Eli kulağında olabilir. Neden? Amerika’da yayın yapan FOX TV’nin yayınından.
Eli kulağında olan ne?
CNN International Türkiye’deki CNN TÜRK ile bağlantısını kopartabilir.
Geçenlerde Türkiye’deki değil, Amerika’daki FOX TV bir yayınında şöyle diyor:
“Demirören Grubu'na satıldıktan sonra CNN TÜRK, AKP iktidarının yörüngesine girmeye başladı”.
Bu cümleyi yorumlarsak ortaya çıkması mümkün olan sonuç şu. CNN International’ın CNN TÜRK ile anlaşması var:
Bağımsız yayıncılık ilkelerini korumak üzere... Tarafsız yayıncılık ilkelerine sadık kalmak üzere...
Oysa, Demirören Grubu satın aldıktan sonra o grupta çalışanlar yavaş yavaş tasfiye edilirken, oradaki aklı başında programlar da yayından kaldırılıyor.
Önce, CNN TÜRK’teki sorumlu yayın ekibi toptan değişiyor.
Ardından yetenekli spiker Duygu Demirdağ’ın işine son veriliyor.
Ve dün son olarak Taha Akyol’un cuma akşamları yayınlanan “Eğrisi Doğrusu” programı yayından kaldırılıyor.
Oysa, o programda herhangi bir parti lehine ya da aleyhine bir yayıncılık yok. TV kanallarındaki tartışma programlarının en kalitelisi, en bilimsel nitelikli olanı o program. Ama, son veriliyor.
FOX TV yayınından sonra, bir de bu gelişmeler, ister istemez “eli kulağında” dedirtiyor.
Böyle giderse, CNN International CNN TÜRK ile bağlantısını kopartabilir.
Bu durum sanıldığından da vahim.
Önce, CNN TÜRK adını değiştirmek zorunda kalabilir. Çünkü, CNN International bir marka ve “markasını korumak adına” anlaşmasını feshedebilir.
Bunun nesi vahim?
Bütün dünya çok anlamlı bir biçimde Türkiye’de basın özgürlüğü olmadığını bir kez daha görür. Ve bu orada kalmaz. Bunun siyasal ve ekonomik sonuçları olur.

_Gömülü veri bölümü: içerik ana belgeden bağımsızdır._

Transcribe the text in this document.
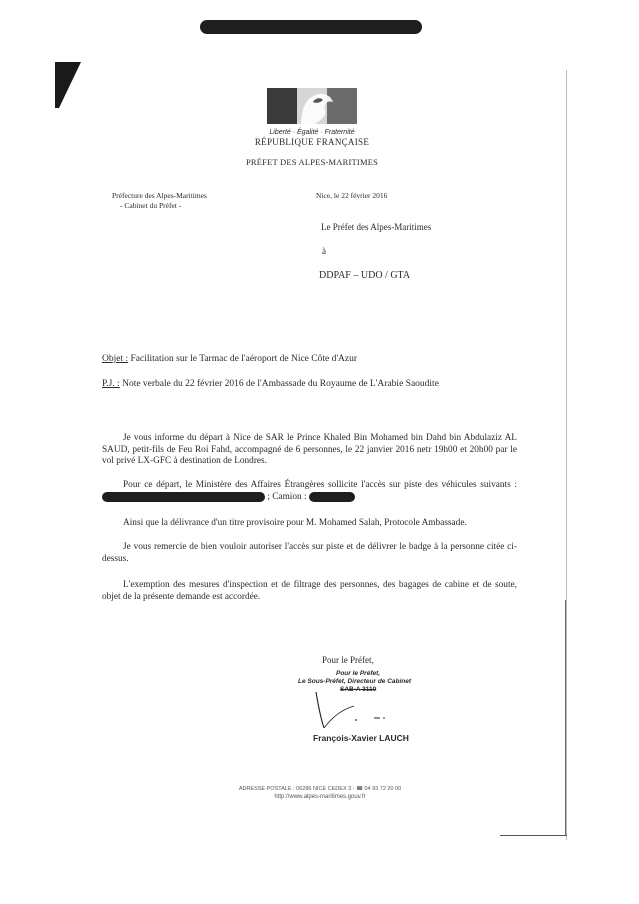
Liberté · Égalité · Fraternité
RÉPUBLIQUE FRANÇAISE
PRÉFET DES ALPES-MARITIMES
Préfecture des Alpes-Maritimes
- Cabinet du Préfet -
Nice, le 22 février 2016
Le Préfet des Alpes-Maritimes
à
DDPAF – UDO / GTA
Objet : Facilitation sur le Tarmac de l'aéroport de Nice Côte d'Azur
P.J. : Note verbale du 22 février 2016 de l'Ambassade du Royaume de L'Arabie Saoudite
Je vous informe du départ à Nice de SAR le Prince Khaled Bin Mohamed bin Dahd bin Abdulaziz AL SAUD, petit-fils de Feu Roi Fahd, accompagné de 6 personnes, le 22 janvier 2016 netr 19h00 et 20h00 par le vol privé LX-GFC à destination de Londres.
Pour ce départ, le Ministère des Affaires Étrangères sollicite l'accès sur piste des véhicules suivants :  ; Camion :
Ainsi que la délivrance d'un titre provisoire pour M. Mohamed Salah, Protocole Ambassade.
Je vous remercie de bien vouloir autoriser l'accès sur piste et de délivrer le badge à la personne citée ci-dessus.
L'exemption des mesures d'inspection et de filtrage des personnes, des bagages de cabine et de soute, objet de la présente demande est accordée.
Pour le Préfet,
Pour le Préfet,
Le Sous-Préfet, Directeur de Cabinet
SAB-A 3110
François-Xavier LAUCH
ADRESSE POSTALE : 06286 NICE CEDEX 3 - ☎ 04 93 72 20 00
http://www.alpes-maritimes.gouv.fr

Türkiye’de olup bitenler, bir kez daha dünyanın önüne serilmiş olur.
Erken seçime giderken AKP sanıyor ki, bir kaç istisna ile tüm basını ele geçirmek, bir kaç istisna ile tüm TV kanallarında istediği gibi at koşturmak, kendisine seçimi kazandırır.
Fena halde yanılıyor.
İnsanlar yayınları izlemiyor, izleseler bile, gülümsemekten kendilerini alamıyor, gördüklerine, dinlediklerine, okuduklarına inanmıyor. Tayyip Erdoğan TV’lerde ne kadar çok görünüyorsa, o kadar çok kaybediyor. İnandırıcılığı kayboluyor. Farkında değil. Yeter ki, TV’lerde görünsün.
Bir demez mi, “hak ve özgürlükler bizimle geldi” diye...
Ortada ne hak kalıyor, ne özgürlük ama, o öyle söylüyor, söylediğine kendisi de inanmıyor ama, söylüyor işte.
Yanlış hesap TRT’de de devam ediyor. Şu döküme bakın:
Erken seçimin ilan edildiği 17 Nisan ile 6 Mayıs arasında Saadet Partisi ile HDP’ye tek bir dakika bile ayırmıyor. Sanki bu iki parti yok ve sanki seçime girmiyor.
Muharrem İnce’ye 27 dakika 20 saniye, Meral Akşener’e 9.5 dakika ayırıyor.
CHP için TRT akıllara durgun verecek ölçüde cömert. CHP ile ilgili yayınlar üç saat 4 dakika tutuyor.
Ya AKP - MHP ortaklığı?
İşte, her türlü ölçüyü aşan, yarın TRT Yönetimini sorumluluktan kurtarmayacak olan süre bu.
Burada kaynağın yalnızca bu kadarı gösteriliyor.